Was wird im Hauptteil behandelt?
Der Hauptteil analysiert die Mechanismen der Privatisierung, das Restitutionsprinzip, den Einfluss der Währungsunion auf die Wettbewerbsfähigkeit und die Folgen der Lohnangleichung.
Welche Schlüsselwörter charakterisieren die Arbeit?
Die zentralen Begriffe sind Treuhandanstalt, Lohnproblem, Währungsunion, Planwirtschaft, Privatisierung und Arbeitslosigkeit.
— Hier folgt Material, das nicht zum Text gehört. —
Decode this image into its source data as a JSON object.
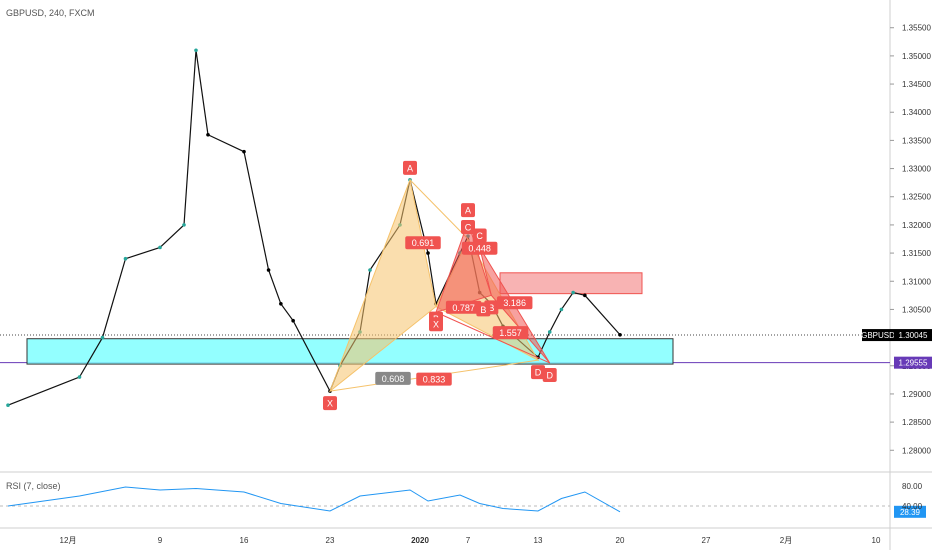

Warum scheiterte laut der Arbeit die Massenprivatisierung der Treuhandanstalt?
Der Autor nennt zwei Gründe: Den massiven Mangel an Eigenkapital bei ostdeutschen Bürgern und das makroökonomische Problem, eine gesamte Volkswirtschaft in kurzer Zeit auf einem überlasteten Kapitalmarkt zu verkaufen.
Welche Auswirkung hatte die Lohnumstellung auf die DDR-Wirtschaft?
Durch die 1:1-Währungsumstellung stiegen die Lohnkosten in Ostmark schlagartig um das 4,3-fache an, was die ostdeutschen Unternehmen über Nacht international und national nicht mehr wettbewerbsfähig machte.